« Je bois six litres d’eau par jour » : cette déclaration d’un employé du restaurant L’Epi’Curieux, situé dans le Vieux-Mans, illustre l’ampleur des conditions extrêmes subies dans les cuisines des établissements de restauration face à la canicule. Selon Ouest France, des relevés thermométriques effectués vendredi dernier ont révélé une température de 57°C dans la cuisine du restaurant, un niveau exceptionnel même pour la saison estivale.

Ce qu'il faut retenir

  • Une température de 57°C a été enregistrée dans la cuisine de L’Epi’Curieux, un restaurant du Vieux-Mans, vendredi dernier
  • Un employé déclare boire jusqu’à six litres d’eau par jour pour supporter la chaleur
  • Les établissements de restauration s’adaptent tant bien que mal aux conditions de travail extrêmes
  • La canicule aggrave les difficultés pour les employés exposés à des températures élevées en cuisine

Une cuisine transformée en four à 57°C

Le restaurant L’Epi’Curieux, installé dans le cœur historique du Mans, fait partie des nombreux établissements confrontés à la surchauffe des cuisines en période de canicule. Selon Ouest France, la température relevée dans la cuisine vendredi dernier a atteint 57°C, un niveau record qui interroge sur les conditions de travail des employés. « C’est invivable, mais on n’a pas le choix », confie un membre du personnel sous couvert d’anonymat.

Les fours, plaques de cuisson et autres appareils électroménagers dégagent une chaleur constante, tandis que l’absence de climatisation aggrave la situation. « Les clients ont l’air de souffrir, mais eux peuvent sortir prendre l’air. Nous, on reste enfermés ici pendant des heures », explique un cuisinier. Les employeurs tentent de s’adapter, mais les solutions restent limitées face à des températures aussi élevées.

Les travailleurs de la restauration en première ligne

Les employés des cuisines de restaurants sont particulièrement exposés aux risques liés à la chaleur, notamment les coups de chaleur et la déshydratation. « Je bois six litres d’eau par jour, et encore, c’est insuffisant », a témoigné un employé de L’Epi’Curieux auprès d’Ouest France. « On transpire tellement qu’on a l’impression de perdre plusieurs kilos par jour. »
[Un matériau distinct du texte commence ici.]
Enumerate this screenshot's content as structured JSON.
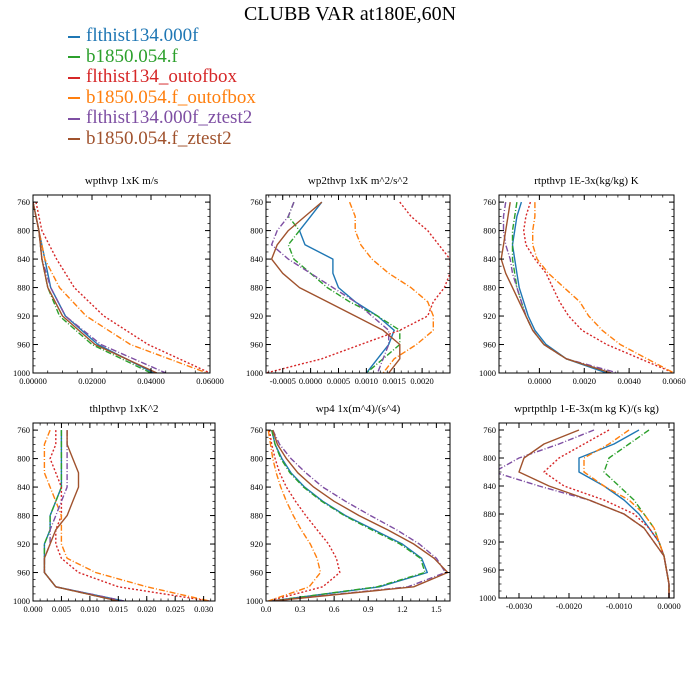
{
  "title": "CLUBB VAR at180E,60N",
  "legend": [
    {
      "name": "flthist134.000f",
      "color": "#1f77b4"
    },
    {
      "name": "b1850.054.f",
      "color": "#2ca02c"
    },
    {
      "name": "flthist134_outofbox",
      "color": "#d62728"
    },
    {
      "name": "b1850.054.f_outofbox",
      "color": "#ff7f0e"
    },
    {
      "name": "flthist134.000f_ztest2",
      "color": "#7e4fa3"
    },
    {
      "name": "b1850.054.f_ztest2",
      "color": "#a0522d"
    }
  ],
  "chart_data": [
    {
      "type": "line",
      "title": "wpthvp  1xK m/s",
      "xlim": [
        0,
        0.06
      ],
      "ylim": [
        1000,
        750
      ],
      "xticks": [
        0,
        0.02,
        0.04,
        0.06
      ],
      "xticklabels": [
        "0.00000",
        "0.02000",
        "0.04000",
        "0.06000"
      ],
      "yticks": [
        760,
        800,
        840,
        880,
        920,
        960,
        1000
      ],
      "y": [
        760,
        800,
        840,
        880,
        920,
        960,
        1000
      ],
      "series": [
        {
          "name": "flthist134.000f",
          "x": [
            0.0,
            0.002,
            0.004,
            0.006,
            0.011,
            0.022,
            0.041
          ]
        },
        {
          "name": "b1850.054.f",
          "x": [
            0.0,
            0.002,
            0.003,
            0.005,
            0.009,
            0.02,
            0.04
          ]
        },
        {
          "name": "flthist134_outofbox",
          "x": [
            0.001,
            0.003,
            0.008,
            0.014,
            0.024,
            0.039,
            0.06
          ]
        },
        {
          "name": "b1850.054.f_outofbox",
          "x": [
            0.0,
            0.002,
            0.004,
            0.009,
            0.018,
            0.033,
            0.059
          ]
        },
        {
          "name": "flthist134.000f_ztest2",
          "x": [
            0.0,
            0.002,
            0.003,
            0.006,
            0.011,
            0.023,
            0.045
          ]
        },
        {
          "name": "b1850.054.f_ztest2",
          "x": [
            0.0,
            0.002,
            0.003,
            0.005,
            0.01,
            0.021,
            0.042
          ]
        }
      ]
    },
    {
      "type": "line",
      "title": "wp2thvp  1xK m^2/s^2",
      "xlim": [
        -0.0008,
        0.0025
      ],
      "ylim": [
        1000,
        750
      ],
      "xticks": [
        -0.0005,
        0,
        0.0005,
        0.001,
        0.0015,
        0.002
      ],
      "xticklabels": [
        "-0.0005",
        "0.0000",
        "0.0005",
        "0.0010",
        "0.0015",
        "0.0020"
      ],
      "yticks": [
        760,
        800,
        840,
        880,
        920,
        960,
        1000
      ],
      "y": [
        760,
        780,
        800,
        820,
        840,
        860,
        880,
        900,
        920,
        940,
        960,
        980,
        1000
      ],
      "series": [
        {
          "name": "flthist134.000f",
          "x": [
            0.0002,
            0.0,
            -0.0002,
            -0.0001,
            0.0004,
            0.0004,
            0.0005,
            0.0008,
            0.0012,
            0.0015,
            0.0014,
            0.0012,
            0.001
          ]
        },
        {
          "name": "b1850.054.f",
          "x": [
            -0.0003,
            -0.0004,
            -0.0002,
            -0.0004,
            -0.0003,
            0.0,
            0.0003,
            0.0007,
            0.0012,
            0.0016,
            0.0016,
            0.0013,
            0.001
          ]
        },
        {
          "name": "flthist134_outofbox",
          "x": [
            0.0016,
            0.0018,
            0.0021,
            0.0023,
            0.0025,
            0.0025,
            0.0024,
            0.0022,
            0.0021,
            0.0016,
            0.0009,
            0.0002,
            -0.0008
          ]
        },
        {
          "name": "b1850.054.f_outofbox",
          "x": [
            0.0007,
            0.0008,
            0.0008,
            0.0009,
            0.0011,
            0.0014,
            0.0018,
            0.0021,
            0.0022,
            0.0022,
            0.0019,
            0.0015,
            0.0013
          ]
        },
        {
          "name": "flthist134.000f_ztest2",
          "x": [
            -0.0003,
            -0.0004,
            -0.0006,
            -0.0007,
            -0.0004,
            0.0,
            0.0004,
            0.0008,
            0.0011,
            0.0014,
            0.0014,
            0.0013,
            0.0012
          ]
        },
        {
          "name": "b1850.054.f_ztest2",
          "x": [
            0.0002,
            -0.0001,
            -0.0004,
            -0.0006,
            -0.0007,
            -0.0005,
            -0.0002,
            0.0003,
            0.0008,
            0.0013,
            0.0016,
            0.0016,
            0.0014
          ]
        }
      ]
    },
    {
      "type": "line",
      "title": "rtpthvp  1E-3x(kg/kg) K",
      "xlim": [
        -0.0018,
        0.006
      ],
      "ylim": [
        1000,
        750
      ],
      "xticks": [
        0,
        0.002,
        0.004,
        0.006
      ],
      "xticklabels": [
        "0.0000",
        "0.0020",
        "0.0040",
        "0.0060"
      ],
      "yticks": [
        760,
        800,
        840,
        880,
        920,
        960,
        1000
      ],
      "y": [
        760,
        780,
        800,
        820,
        840,
        860,
        880,
        900,
        920,
        940,
        960,
        980,
        1000
      ],
      "series": [
        {
          "name": "flthist134.000f",
          "x": [
            -0.0008,
            -0.001,
            -0.0011,
            -0.0012,
            -0.0011,
            -0.001,
            -0.0009,
            -0.0007,
            -0.0005,
            -0.0002,
            0.0003,
            0.0012,
            0.003
          ]
        },
        {
          "name": "b1850.054.f",
          "x": [
            -0.001,
            -0.0011,
            -0.0012,
            -0.0012,
            -0.0012,
            -0.0011,
            -0.001,
            -0.0008,
            -0.0006,
            -0.0003,
            0.0002,
            0.0012,
            0.0032
          ]
        },
        {
          "name": "flthist134_outofbox",
          "x": [
            -0.0004,
            -0.0006,
            -0.0007,
            -0.0006,
            -0.0002,
            0.0003,
            0.0006,
            0.0009,
            0.0013,
            0.0019,
            0.003,
            0.0045,
            0.006
          ]
        },
        {
          "name": "b1850.054.f_outofbox",
          "x": [
            -0.0002,
            -0.0002,
            -0.0003,
            -0.0003,
            -0.0001,
            0.0004,
            0.0011,
            0.0018,
            0.0022,
            0.0028,
            0.0036,
            0.0048,
            0.006
          ]
        },
        {
          "name": "flthist134.000f_ztest2",
          "x": [
            -0.0015,
            -0.0016,
            -0.0016,
            -0.0015,
            -0.0013,
            -0.0012,
            -0.001,
            -0.0008,
            -0.0006,
            -0.0003,
            0.0002,
            0.0012,
            0.0035
          ]
        },
        {
          "name": "b1850.054.f_ztest2",
          "x": [
            -0.0013,
            -0.0014,
            -0.0015,
            -0.0016,
            -0.0017,
            -0.0015,
            -0.0012,
            -0.0009,
            -0.0006,
            -0.0003,
            0.0002,
            0.0012,
            0.0032
          ]
        }
      ]
    },
    {
      "type": "line",
      "title": "thlpthvp  1xK^2",
      "xlim": [
        0,
        0.032
      ],
      "ylim": [
        1000,
        750
      ],
      "xticks": [
        0,
        0.005,
        0.01,
        0.015,
        0.02,
        0.025,
        0.03
      ],
      "xticklabels": [
        "0.000",
        "0.005",
        "0.010",
        "0.015",
        "0.020",
        "0.025",
        "0.030"
      ],
      "yticks": [
        760,
        800,
        840,
        880,
        920,
        960,
        1000
      ],
      "y": [
        760,
        780,
        800,
        820,
        840,
        860,
        880,
        900,
        920,
        940,
        960,
        980,
        1000
      ],
      "series": [
        {
          "name": "flthist134.000f",
          "x": [
            0.005,
            0.005,
            0.005,
            0.005,
            0.005,
            0.004,
            0.003,
            0.003,
            0.002,
            0.002,
            0.002,
            0.004,
            0.016
          ]
        },
        {
          "name": "b1850.054.f",
          "x": [
            0.005,
            0.005,
            0.005,
            0.005,
            0.005,
            0.004,
            0.003,
            0.003,
            0.002,
            0.002,
            0.002,
            0.004,
            0.015
          ]
        },
        {
          "name": "flthist134_outofbox",
          "x": [
            0.004,
            0.004,
            0.003,
            0.004,
            0.005,
            0.005,
            0.005,
            0.004,
            0.004,
            0.005,
            0.008,
            0.015,
            0.031
          ]
        },
        {
          "name": "b1850.054.f_outofbox",
          "x": [
            0.003,
            0.002,
            0.002,
            0.002,
            0.003,
            0.004,
            0.005,
            0.005,
            0.005,
            0.006,
            0.011,
            0.02,
            0.031
          ]
        },
        {
          "name": "flthist134.000f_ztest2",
          "x": [
            0.006,
            0.006,
            0.006,
            0.006,
            0.006,
            0.005,
            0.004,
            0.003,
            0.003,
            0.002,
            0.002,
            0.004,
            0.016
          ]
        },
        {
          "name": "b1850.054.f_ztest2",
          "x": [
            0.006,
            0.006,
            0.007,
            0.008,
            0.008,
            0.007,
            0.006,
            0.004,
            0.003,
            0.002,
            0.002,
            0.004,
            0.015
          ]
        }
      ]
    },
    {
      "type": "line",
      "title": "wp4  1x(m^4)/(s^4)",
      "xlim": [
        0,
        1.62
      ],
      "ylim": [
        1000,
        750
      ],
      "xticks": [
        0,
        0.3,
        0.6,
        0.9,
        1.2,
        1.5
      ],
      "xticklabels": [
        "0.0",
        "0.3",
        "0.6",
        "0.9",
        "1.2",
        "1.5"
      ],
      "yticks": [
        760,
        800,
        840,
        880,
        920,
        960,
        1000
      ],
      "y": [
        760,
        780,
        800,
        820,
        840,
        860,
        880,
        900,
        920,
        940,
        960,
        980,
        1000
      ],
      "series": [
        {
          "name": "flthist134.000f",
          "x": [
            0.05,
            0.08,
            0.14,
            0.22,
            0.34,
            0.5,
            0.7,
            0.95,
            1.2,
            1.37,
            1.42,
            1.0,
            0.05
          ]
        },
        {
          "name": "b1850.054.f",
          "x": [
            0.05,
            0.08,
            0.13,
            0.21,
            0.33,
            0.49,
            0.69,
            0.93,
            1.18,
            1.36,
            1.4,
            0.98,
            0.05
          ]
        },
        {
          "name": "flthist134_outofbox",
          "x": [
            0.03,
            0.05,
            0.08,
            0.12,
            0.18,
            0.26,
            0.35,
            0.45,
            0.55,
            0.62,
            0.65,
            0.5,
            0.02
          ]
        },
        {
          "name": "b1850.054.f_outofbox",
          "x": [
            0.02,
            0.04,
            0.06,
            0.09,
            0.13,
            0.18,
            0.24,
            0.31,
            0.39,
            0.45,
            0.48,
            0.38,
            0.02
          ]
        },
        {
          "name": "flthist134.000f_ztest2",
          "x": [
            0.06,
            0.12,
            0.22,
            0.35,
            0.5,
            0.7,
            0.92,
            1.15,
            1.35,
            1.5,
            1.58,
            1.25,
            0.05
          ]
        },
        {
          "name": "b1850.054.f_ztest2",
          "x": [
            0.06,
            0.1,
            0.18,
            0.28,
            0.42,
            0.6,
            0.82,
            1.07,
            1.3,
            1.48,
            1.6,
            1.3,
            0.06
          ]
        }
      ]
    },
    {
      "type": "line",
      "title": "wprtpthlp  1-E-3x(m kg K)/(s kg)",
      "xlim": [
        -0.0034,
        0.0001
      ],
      "ylim": [
        1000,
        750
      ],
      "xticks": [
        -0.003,
        -0.002,
        -0.001,
        0
      ],
      "xticklabels": [
        "-0.0030",
        "-0.0020",
        "-0.0010",
        "0.0000"
      ],
      "yticks": [
        760,
        800,
        840,
        880,
        920,
        960,
        1000
      ],
      "y": [
        760,
        780,
        800,
        820,
        840,
        860,
        880,
        900,
        920,
        940,
        960,
        980,
        1000
      ],
      "series": [
        {
          "name": "flthist134.000f",
          "x": [
            -0.0006,
            -0.0011,
            -0.0018,
            -0.0018,
            -0.0013,
            -0.0009,
            -0.0006,
            -0.0004,
            -0.0002,
            -0.0001,
            -5e-05,
            0.0,
            0.0
          ]
        },
        {
          "name": "b1850.054.f",
          "x": [
            -0.0004,
            -0.0008,
            -0.0012,
            -0.0013,
            -0.001,
            -0.0007,
            -0.0005,
            -0.0003,
            -0.0002,
            -0.0001,
            -5e-05,
            0.0,
            0.0
          ]
        },
        {
          "name": "flthist134_outofbox",
          "x": [
            -0.0012,
            -0.0017,
            -0.0022,
            -0.0025,
            -0.0021,
            -0.0013,
            -0.0007,
            -0.0004,
            -0.0002,
            -0.0001,
            -5e-05,
            0.0,
            0.0
          ]
        },
        {
          "name": "b1850.054.f_outofbox",
          "x": [
            -0.0008,
            -0.0012,
            -0.0017,
            -0.0017,
            -0.0013,
            -0.0008,
            -0.0005,
            -0.0003,
            -0.0002,
            -0.0001,
            -5e-05,
            0.0,
            0.0
          ]
        },
        {
          "name": "flthist134.000f_ztest2",
          "x": [
            -0.0015,
            -0.0022,
            -0.003,
            -0.0035,
            -0.0026,
            -0.0016,
            -0.0009,
            -0.0005,
            -0.0003,
            -0.0001,
            -5e-05,
            0.0,
            0.0
          ]
        },
        {
          "name": "b1850.054.f_ztest2",
          "x": [
            -0.0018,
            -0.0025,
            -0.0029,
            -0.003,
            -0.0024,
            -0.0016,
            -0.0009,
            -0.0005,
            -0.0003,
            -0.0001,
            -5e-05,
            0.0,
            0.0
          ]
        }
      ]
    }
  ]
}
Les syndicats et les représentants du secteur appellent depuis longtemps à renforcer les mesures de prévention dans les cuisines professionnelles. « Les normes actuelles ne prennent pas assez en compte les réalités des cuisines de restauration, où les températures peuvent dépasser largement les seuils supportables », souligne un responsable syndical. Pour l’instant, aucune mesure contraignante n’a été adoptée par les pouvoirs publics pour encadrer ces situations.

Des solutions improvisées pour limiter les risques

Face à l’urgence, certains établissements tentent de réduire les températures en cuisant des plats moins exigeants en chaleur ou en aménageant des pauses supplémentaires. « On a réduit le nombre de plats à la carte pour limiter l’utilisation des fours », explique le gérant de L’Epi’Curieux. « On a aussi installé des ventilateurs, mais ça ne suffit pas. »
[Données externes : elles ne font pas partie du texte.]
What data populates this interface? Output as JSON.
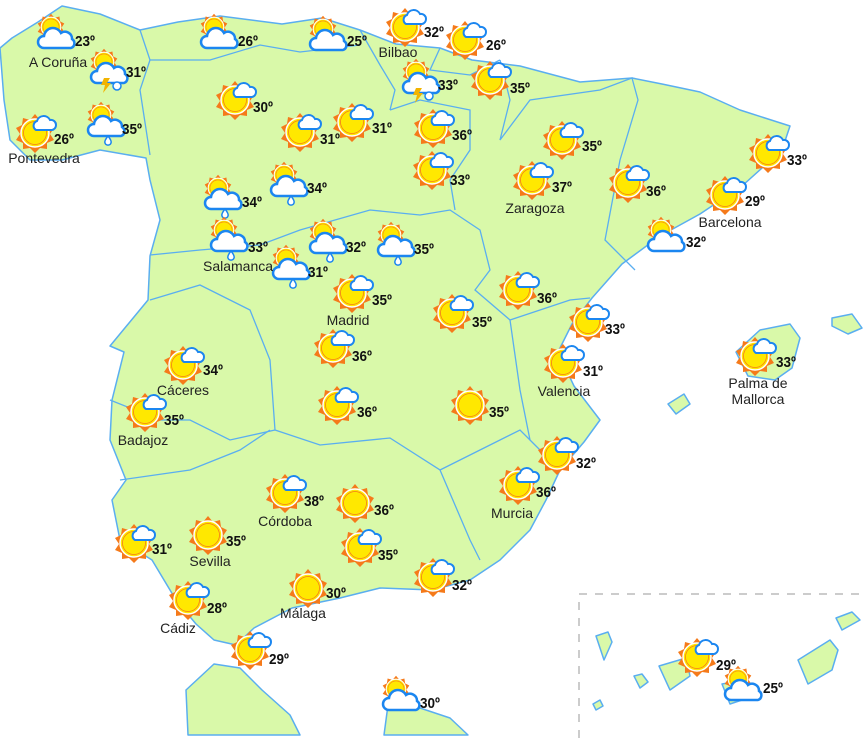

Les employés, eux, adaptent leurs horaires et leur hydratation. Certains portent des gants réfrigérants ou des vêtements techniques pour limiter la transpiration. « On fait ce qu’on peut, mais c’est épuisant. À un moment, le corps ne suit plus », confie un cuisinier.

Et maintenant ?

Alors que les prévisions météo annoncent une nouvelle vague de chaleur pour les prochains jours, les professionnels de la restauration pourraient devoir revoir leurs méthodes de travail. Les syndicats appellent à l’adoption de mesures urgentes, comme l’installation de climatisation dans les cuisines ou la réduction des horaires en période de canicule. Reste à voir si les pouvoirs publics ou les fédérations professionnelles prendront des initiatives dans ce sens.
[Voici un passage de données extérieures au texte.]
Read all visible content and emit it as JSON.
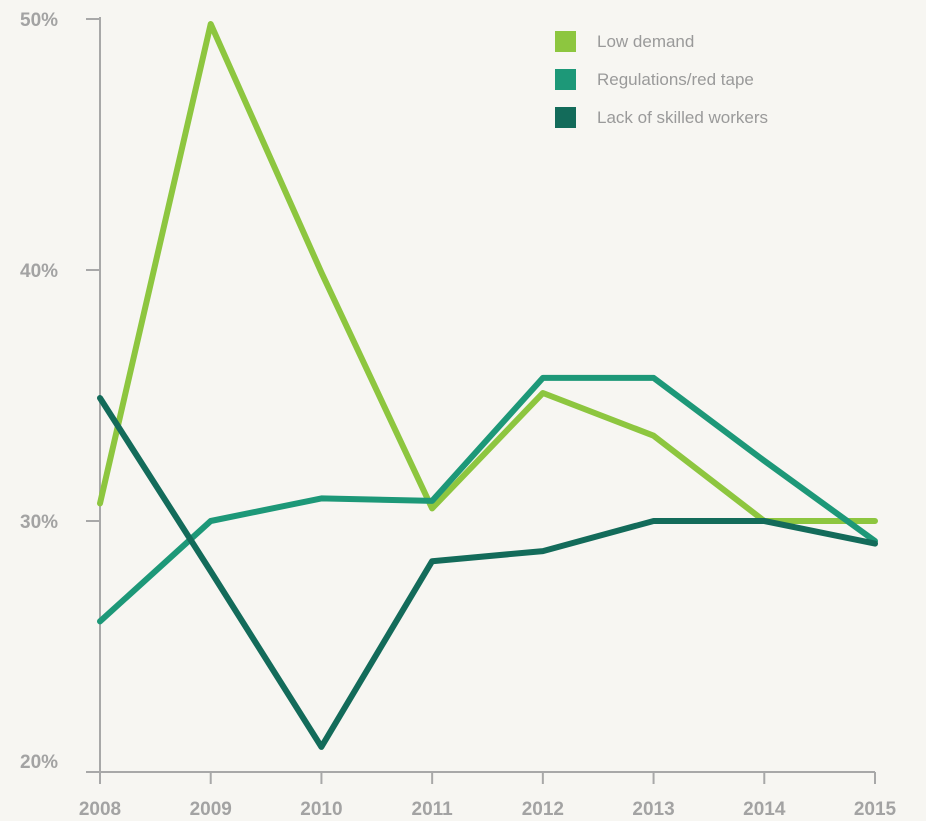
{
  "chart_data": {
    "type": "line",
    "x": [
      "2008",
      "2009",
      "2010",
      "2011",
      "2012",
      "2013",
      "2014",
      "2015"
    ],
    "ylim": [
      20,
      50
    ],
    "yticks": [
      20,
      30,
      40,
      50
    ],
    "ytick_labels": [
      "20%",
      "30%",
      "40%",
      "50%"
    ],
    "grid": false,
    "legend_position": "top-right",
    "series": [
      {
        "name": "Low demand",
        "color": "#8dc63f",
        "values": [
          30.7,
          49.8,
          39.9,
          30.5,
          35.1,
          33.4,
          30.0,
          30.0
        ]
      },
      {
        "name": "Regulations/red tape",
        "color": "#1d9878",
        "values": [
          26.0,
          30.0,
          30.9,
          30.8,
          35.7,
          35.7,
          32.4,
          29.2
        ]
      },
      {
        "name": "Lack of skilled workers",
        "color": "#136b5a",
        "values": [
          34.9,
          28.0,
          21.0,
          28.4,
          28.8,
          30.0,
          30.0,
          29.1
        ]
      }
    ]
  }
}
La question des conditions de travail en cuisine en période de canicule reste entière : jusqu’où les employés devront-ils s’adapter avant que des solutions concrètes ne soient mises en place ?

Les normes françaises, notamment le Code du travail, imposent aux employeurs de prendre des mesures pour protéger leurs salariés contre les risques liés à la chaleur. Cependant, il n’existe pas de seuil précis en degrés Celsius pour les cuisines. Les recommandations se limitent à des principes généraux, comme l’aménagement des postes de travail ou l’hydratation des employés.